So CAL has had a win in the High Court. In Copyright Agency Limited vs The State of NSW [2008] HCA 35, a unanimous High Court overturned the Full Federal Court’s ruling that Lands and Property Information (formerly the Land Titles Office), part of the NSW Department of Lands, does not have an implied license extending to allow the LPI to scan copies of survey plans, lodged with the office as a necessary element in registering title to land, and pass copies on to LPI staff, government agencies, councils, relevant authorities, information brokers and members of the public. One thing we don’t yet know is how much the NSW government will have to pay. The use will still fall within the government’s statutory license (Div ) – which means the government can make the copies but must pay equitable remuneration, to be determined by the Copyright Tribunal. This judgment presumably means the matter goes back to the Tribunal for determination.

[UPDATE: Catherine Bond has two long and interesting posts at House of Commons: Part 1 (Can’t the government just legislate to allow them to do it free?), Part 2 (but the Constitution!). Inchoate responds here.Nick Gruen has an AFR op-ed, which is re-produced on Club Troppo here – referring to Fitzgerald’s and Anderson’s (pre-High Court decision) article here.]

On one view, this is copyright run a little mad. It really isn’t the least bit arguable that surveyors require payment, or royalties, from the government in order to do the work of drawing up these plans. Presumably, they are paid when they do the surveying work. They’ve not been paid in the past. They are not paid royalties in many other comparable countries. Any money that comes this way is, at least on some interpretations, a windfall profit: profit that was not expected, and is not likely to have any social benefits in terms of increased quality or quantity of surveyors’ plans.

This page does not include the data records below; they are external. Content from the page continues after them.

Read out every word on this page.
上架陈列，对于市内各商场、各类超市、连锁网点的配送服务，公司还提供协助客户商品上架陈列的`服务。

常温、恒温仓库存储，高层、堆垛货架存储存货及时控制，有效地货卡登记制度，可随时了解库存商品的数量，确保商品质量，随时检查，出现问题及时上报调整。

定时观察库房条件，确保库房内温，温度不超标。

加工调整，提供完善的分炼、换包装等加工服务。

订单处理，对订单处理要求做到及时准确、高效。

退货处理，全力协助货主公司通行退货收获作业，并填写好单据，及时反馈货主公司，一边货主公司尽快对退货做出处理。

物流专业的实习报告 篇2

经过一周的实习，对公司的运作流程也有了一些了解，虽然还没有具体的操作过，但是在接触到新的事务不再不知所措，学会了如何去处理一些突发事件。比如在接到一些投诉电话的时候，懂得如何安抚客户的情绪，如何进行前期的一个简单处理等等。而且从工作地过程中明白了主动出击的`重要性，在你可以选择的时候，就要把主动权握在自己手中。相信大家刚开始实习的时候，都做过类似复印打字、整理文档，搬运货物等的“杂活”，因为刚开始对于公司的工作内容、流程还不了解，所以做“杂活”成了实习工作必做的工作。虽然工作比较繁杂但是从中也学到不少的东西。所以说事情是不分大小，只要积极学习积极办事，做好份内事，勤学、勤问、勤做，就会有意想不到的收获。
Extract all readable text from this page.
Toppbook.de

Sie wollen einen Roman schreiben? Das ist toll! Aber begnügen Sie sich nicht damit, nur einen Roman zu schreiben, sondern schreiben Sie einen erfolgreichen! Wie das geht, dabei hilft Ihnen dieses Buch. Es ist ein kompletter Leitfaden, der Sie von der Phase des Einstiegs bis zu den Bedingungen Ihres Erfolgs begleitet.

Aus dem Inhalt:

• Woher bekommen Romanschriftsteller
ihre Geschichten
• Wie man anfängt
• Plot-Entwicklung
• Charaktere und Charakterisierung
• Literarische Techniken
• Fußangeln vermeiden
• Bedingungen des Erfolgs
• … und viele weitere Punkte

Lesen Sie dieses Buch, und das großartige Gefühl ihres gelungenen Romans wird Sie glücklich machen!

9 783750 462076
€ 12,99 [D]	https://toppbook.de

Obviously, CAL’s response to such an argument would be that in fact, a result where the government must pay is simple justice. After all, the government is paid for the digital copies of the plans by information brokers. Since that money is being made ‘off the back’ of the surveyors who actually did the work of drawing up the plans, surely they should get a cut, right? It’s only fair. The value of the thing being sold was created by them, right?

Can we think that through for a moment though? Is the value in individual surveyors’ plans? Or is it in the collection of all the surveyors plans? If the government, say, stopped selling the plans, would the information brokers go to all the surveyors to get copies from them and pay them? Not likely. The government’s actions do not, it seems to me, deprive the surveyors of a market or opportunity for profit. Again, we come back to the idea of windfall.

But surely, you might say, the money is also a windfall to government? After all, the government doesn’t really do any work (beyond scanning) to create this valuable thing – it is the surveyors who do that work. So if anyone should profit from the windfall created by the fact that information brokers are willing to pay for this info, it should either be the surveyors – or at least, the surveyors and government together. Simple justice, right?

But think about that for a minute. Presumably the LPI is not taking this as profit to be distributed amongst their staff. Presumably,the economic benefits that come from selling the information to information brokers is used, in part, to cover the costs of its functions – including the function of supplying this information generally. If that is true, and if you take a cut out of that money, that is money that comes out of the budget of the LPI, right? Now, either they are in surplus (and giving money back to government, where, presumably, it is plowed into other services), or they are not, and that budget shortfall (whatever it is) is made up other ways. I’ve no idea which of these is true, but let’s assume the latter for the moment. What is the obvious way to make up that shortfall? Well, I guess you could charge the information brokers more, which means users of their services pay more, with some money going to the surveyors. Or you get the money out of other users of the LPI – I guess the people registering land titles. let’s hope it’s not the latter, because on some abstract level that would mean your registrants are almost paying the surveyors twice: for the initial plans and for the government royalty for use of the plans. [update: of course, if it is the former, that increases the cost of the information, which may have the effect of decreasing the number of companies willing to engage in the process of taking and processing the information in a way that makes it useful.]

But here’s an interesting question. What if the NSW government wanted to make the surveyor information freely available at no cost? What, in other words, if no one was getting a windfall?

There’s a lot of talk, at the moment, about Public Sector Information, and the general desirability of governments making access to such information cheaper, and more readily available, in order to encourage maximum commercial and non-commercial use of the information in all kinds of interesting ways. The Victorian Parliament is actually having an inquiry on this at the moment. What, then, are the implications of this decision for the governments of Australia making material freely available – say, under open licensing? If they did that, would they have to pay remuneration? And if so, is that going to make Australian governments less enthusiastic about making public sector information freely available? And if so, will we be deprived of whatever benefits may come from more open access to public sector information? Food for thought.